Доктор высох, выпрямился и как будто утратил свой ленивенький скептицизм человека, утомленного долголетним зрелищем людских страданий. Посматривая на Клима прищуренными глазами, он бесцеремонно ворчал:

— Н-да, поговорка «ворон ворону глаз не выклюет» оказалась неверной в случае Варавки, — Радеев-то перепрыгнул через него в городские головы. Устроил из интеллигенции трамплин себе и — перескочил. Жуликоватый старикан, чувствует запах завтрашнего дня. Вы что — не большевик, случайно?

— Почему — случайно? — уклонился Клим от прямого ответа, но доктора, видимо, и не интересовал ответ, барабаня пальцами в ожогах йода по черепу за ухом, он ворчал:

— Крепкие ребята. Тут приезжал один эдакий бородач… напомнил мне Желябова характером.

В том, как доктор выколачивал из черепа глуховатые слова, и во всей его неряшливой, сутулой фигуре было нечто раздражавшее Самгина. И было нелепо слышать, что этот измятый жизнью старик сочувствует большевикам.

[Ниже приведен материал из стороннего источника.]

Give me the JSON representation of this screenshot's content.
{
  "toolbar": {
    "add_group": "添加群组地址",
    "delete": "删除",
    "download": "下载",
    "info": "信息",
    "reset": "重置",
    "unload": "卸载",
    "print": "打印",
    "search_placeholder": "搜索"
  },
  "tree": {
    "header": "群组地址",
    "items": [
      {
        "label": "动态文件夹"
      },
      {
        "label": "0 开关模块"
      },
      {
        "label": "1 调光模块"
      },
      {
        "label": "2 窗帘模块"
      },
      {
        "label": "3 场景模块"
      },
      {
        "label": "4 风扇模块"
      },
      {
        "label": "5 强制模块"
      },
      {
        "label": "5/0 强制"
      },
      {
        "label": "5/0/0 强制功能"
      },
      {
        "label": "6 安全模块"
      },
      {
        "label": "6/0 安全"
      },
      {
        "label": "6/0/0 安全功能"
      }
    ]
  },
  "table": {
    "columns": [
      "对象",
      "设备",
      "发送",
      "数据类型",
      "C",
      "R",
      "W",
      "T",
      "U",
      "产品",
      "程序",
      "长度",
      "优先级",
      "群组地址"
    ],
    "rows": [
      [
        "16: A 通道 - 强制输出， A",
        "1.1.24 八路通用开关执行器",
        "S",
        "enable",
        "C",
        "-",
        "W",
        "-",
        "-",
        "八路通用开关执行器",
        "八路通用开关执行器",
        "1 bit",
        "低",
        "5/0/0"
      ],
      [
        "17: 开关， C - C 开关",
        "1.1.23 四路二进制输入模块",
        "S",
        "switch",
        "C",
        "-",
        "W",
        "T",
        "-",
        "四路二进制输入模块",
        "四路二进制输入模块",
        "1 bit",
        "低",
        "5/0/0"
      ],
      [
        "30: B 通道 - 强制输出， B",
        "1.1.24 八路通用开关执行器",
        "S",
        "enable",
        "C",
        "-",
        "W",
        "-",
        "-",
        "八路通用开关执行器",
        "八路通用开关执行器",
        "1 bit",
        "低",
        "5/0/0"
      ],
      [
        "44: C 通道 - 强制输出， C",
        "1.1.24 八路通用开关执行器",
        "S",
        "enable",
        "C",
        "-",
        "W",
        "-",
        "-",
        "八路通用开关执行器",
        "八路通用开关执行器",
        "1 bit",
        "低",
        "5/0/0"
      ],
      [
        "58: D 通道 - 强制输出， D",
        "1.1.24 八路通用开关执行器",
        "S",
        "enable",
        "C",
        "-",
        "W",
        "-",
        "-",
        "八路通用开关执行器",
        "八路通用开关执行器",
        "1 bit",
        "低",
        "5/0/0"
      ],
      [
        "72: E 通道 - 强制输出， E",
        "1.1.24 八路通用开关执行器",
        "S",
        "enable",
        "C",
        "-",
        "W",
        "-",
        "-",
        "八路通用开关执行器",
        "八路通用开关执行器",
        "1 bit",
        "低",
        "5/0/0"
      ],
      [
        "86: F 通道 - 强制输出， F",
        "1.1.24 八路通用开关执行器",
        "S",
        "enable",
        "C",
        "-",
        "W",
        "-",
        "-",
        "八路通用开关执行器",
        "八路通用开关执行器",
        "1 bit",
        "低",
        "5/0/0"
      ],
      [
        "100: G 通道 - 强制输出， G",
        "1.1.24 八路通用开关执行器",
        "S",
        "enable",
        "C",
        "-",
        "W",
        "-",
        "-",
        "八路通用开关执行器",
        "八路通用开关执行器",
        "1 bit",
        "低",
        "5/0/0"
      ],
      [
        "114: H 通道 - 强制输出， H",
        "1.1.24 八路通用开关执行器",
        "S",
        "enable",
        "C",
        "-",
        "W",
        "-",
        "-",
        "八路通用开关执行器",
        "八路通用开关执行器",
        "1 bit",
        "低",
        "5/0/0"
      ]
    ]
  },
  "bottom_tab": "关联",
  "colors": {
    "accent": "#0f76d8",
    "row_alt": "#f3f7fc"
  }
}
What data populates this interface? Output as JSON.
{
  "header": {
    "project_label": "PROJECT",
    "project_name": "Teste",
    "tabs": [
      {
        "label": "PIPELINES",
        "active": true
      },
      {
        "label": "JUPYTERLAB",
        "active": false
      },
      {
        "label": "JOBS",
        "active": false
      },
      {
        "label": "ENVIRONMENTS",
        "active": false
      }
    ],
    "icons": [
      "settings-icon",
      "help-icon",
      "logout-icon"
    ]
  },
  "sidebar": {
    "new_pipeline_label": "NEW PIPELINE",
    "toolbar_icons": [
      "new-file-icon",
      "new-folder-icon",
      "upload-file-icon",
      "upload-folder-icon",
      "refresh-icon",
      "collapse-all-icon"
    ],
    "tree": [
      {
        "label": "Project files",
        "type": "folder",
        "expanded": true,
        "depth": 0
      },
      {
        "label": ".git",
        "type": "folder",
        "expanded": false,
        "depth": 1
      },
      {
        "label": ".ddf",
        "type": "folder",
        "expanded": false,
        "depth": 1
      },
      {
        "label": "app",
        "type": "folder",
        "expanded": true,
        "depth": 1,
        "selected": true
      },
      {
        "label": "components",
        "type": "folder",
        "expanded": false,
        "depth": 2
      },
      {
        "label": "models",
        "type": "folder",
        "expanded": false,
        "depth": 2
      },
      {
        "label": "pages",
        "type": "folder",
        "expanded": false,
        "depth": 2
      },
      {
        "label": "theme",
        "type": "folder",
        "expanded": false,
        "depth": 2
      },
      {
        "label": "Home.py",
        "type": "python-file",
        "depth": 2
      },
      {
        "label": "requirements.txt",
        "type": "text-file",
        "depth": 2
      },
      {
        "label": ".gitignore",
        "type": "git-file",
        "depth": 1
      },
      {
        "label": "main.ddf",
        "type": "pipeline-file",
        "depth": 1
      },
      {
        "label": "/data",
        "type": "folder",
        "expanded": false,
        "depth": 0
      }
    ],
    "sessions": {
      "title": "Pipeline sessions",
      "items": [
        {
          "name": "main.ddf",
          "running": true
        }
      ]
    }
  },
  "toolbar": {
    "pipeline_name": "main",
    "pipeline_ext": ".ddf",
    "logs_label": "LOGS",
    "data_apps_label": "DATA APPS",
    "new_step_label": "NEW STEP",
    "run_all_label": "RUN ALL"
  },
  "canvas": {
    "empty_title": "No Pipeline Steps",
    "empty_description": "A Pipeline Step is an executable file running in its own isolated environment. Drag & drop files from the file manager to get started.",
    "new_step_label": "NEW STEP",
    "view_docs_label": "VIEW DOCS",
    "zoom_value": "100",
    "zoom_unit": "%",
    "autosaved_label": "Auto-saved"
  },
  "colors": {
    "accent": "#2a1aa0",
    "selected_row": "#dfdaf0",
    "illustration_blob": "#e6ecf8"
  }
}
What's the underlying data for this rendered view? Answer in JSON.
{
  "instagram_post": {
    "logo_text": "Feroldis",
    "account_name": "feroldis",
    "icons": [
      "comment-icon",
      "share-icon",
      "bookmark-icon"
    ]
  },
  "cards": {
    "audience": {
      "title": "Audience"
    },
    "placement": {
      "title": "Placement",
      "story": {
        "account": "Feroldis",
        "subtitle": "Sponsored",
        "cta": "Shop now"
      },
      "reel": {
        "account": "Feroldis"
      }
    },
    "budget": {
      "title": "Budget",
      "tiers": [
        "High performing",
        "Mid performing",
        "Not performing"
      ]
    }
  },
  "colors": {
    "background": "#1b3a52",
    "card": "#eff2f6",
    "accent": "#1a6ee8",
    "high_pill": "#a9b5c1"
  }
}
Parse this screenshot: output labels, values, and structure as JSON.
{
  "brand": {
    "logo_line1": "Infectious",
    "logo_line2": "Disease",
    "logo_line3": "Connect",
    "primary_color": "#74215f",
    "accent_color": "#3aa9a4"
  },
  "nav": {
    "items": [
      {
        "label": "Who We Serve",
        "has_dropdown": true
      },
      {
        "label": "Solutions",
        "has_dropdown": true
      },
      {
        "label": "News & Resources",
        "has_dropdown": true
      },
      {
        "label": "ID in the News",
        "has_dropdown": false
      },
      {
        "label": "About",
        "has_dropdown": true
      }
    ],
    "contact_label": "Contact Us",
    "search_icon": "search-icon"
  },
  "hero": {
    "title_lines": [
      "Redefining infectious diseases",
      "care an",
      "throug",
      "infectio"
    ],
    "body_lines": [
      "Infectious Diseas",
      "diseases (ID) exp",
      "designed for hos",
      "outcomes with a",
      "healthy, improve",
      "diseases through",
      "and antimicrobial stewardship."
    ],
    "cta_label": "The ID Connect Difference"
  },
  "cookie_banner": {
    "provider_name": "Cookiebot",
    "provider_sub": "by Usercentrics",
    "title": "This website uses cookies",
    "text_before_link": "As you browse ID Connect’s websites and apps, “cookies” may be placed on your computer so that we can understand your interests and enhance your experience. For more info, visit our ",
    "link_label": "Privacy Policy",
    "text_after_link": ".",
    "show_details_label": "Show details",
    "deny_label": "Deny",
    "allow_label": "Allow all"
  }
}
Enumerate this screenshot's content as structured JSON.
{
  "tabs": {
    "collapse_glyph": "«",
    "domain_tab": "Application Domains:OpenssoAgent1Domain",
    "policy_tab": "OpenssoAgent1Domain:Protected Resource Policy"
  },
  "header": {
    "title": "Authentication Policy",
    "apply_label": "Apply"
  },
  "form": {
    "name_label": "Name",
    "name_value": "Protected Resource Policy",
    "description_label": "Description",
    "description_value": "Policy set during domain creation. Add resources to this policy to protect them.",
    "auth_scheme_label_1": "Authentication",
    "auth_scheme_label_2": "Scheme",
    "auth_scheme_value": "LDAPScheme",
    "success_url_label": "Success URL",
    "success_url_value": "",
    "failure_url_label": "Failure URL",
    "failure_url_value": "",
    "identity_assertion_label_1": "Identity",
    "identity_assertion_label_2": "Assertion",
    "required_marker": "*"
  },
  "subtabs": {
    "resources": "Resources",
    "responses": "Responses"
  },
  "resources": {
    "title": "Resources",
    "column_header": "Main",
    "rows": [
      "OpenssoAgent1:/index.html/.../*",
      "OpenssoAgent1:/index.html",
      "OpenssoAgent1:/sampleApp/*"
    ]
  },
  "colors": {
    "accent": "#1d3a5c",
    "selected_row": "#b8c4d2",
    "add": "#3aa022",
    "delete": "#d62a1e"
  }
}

— Конечно, не плохо, что Плеве ухлопали, — бормотал он. — А все-таки это значит изводить бактерий, как блох, по одной штучке. Говорят — профессура в политику тянется, а? Покойник Сеченов очень верно сказал о Вирхове: «Хороший ученый — плохой политик». Вирхов это оправдал: дрянь-политику делал.

К Елизавете Спивак доктор относился, точно к дочери, говорил ей — ты, она заведовала его хозяйством. Самгин догадывался, что она — секретарствует в местном комитете и вообще играет большую роль. Узнал, что Саша, нянька ее сына, племянница Дунаева, что Дунаев служит машинистом на бочарной фабрике Трешера, а его мрачный товарищ Вараксин — весовщиком на товарной станции.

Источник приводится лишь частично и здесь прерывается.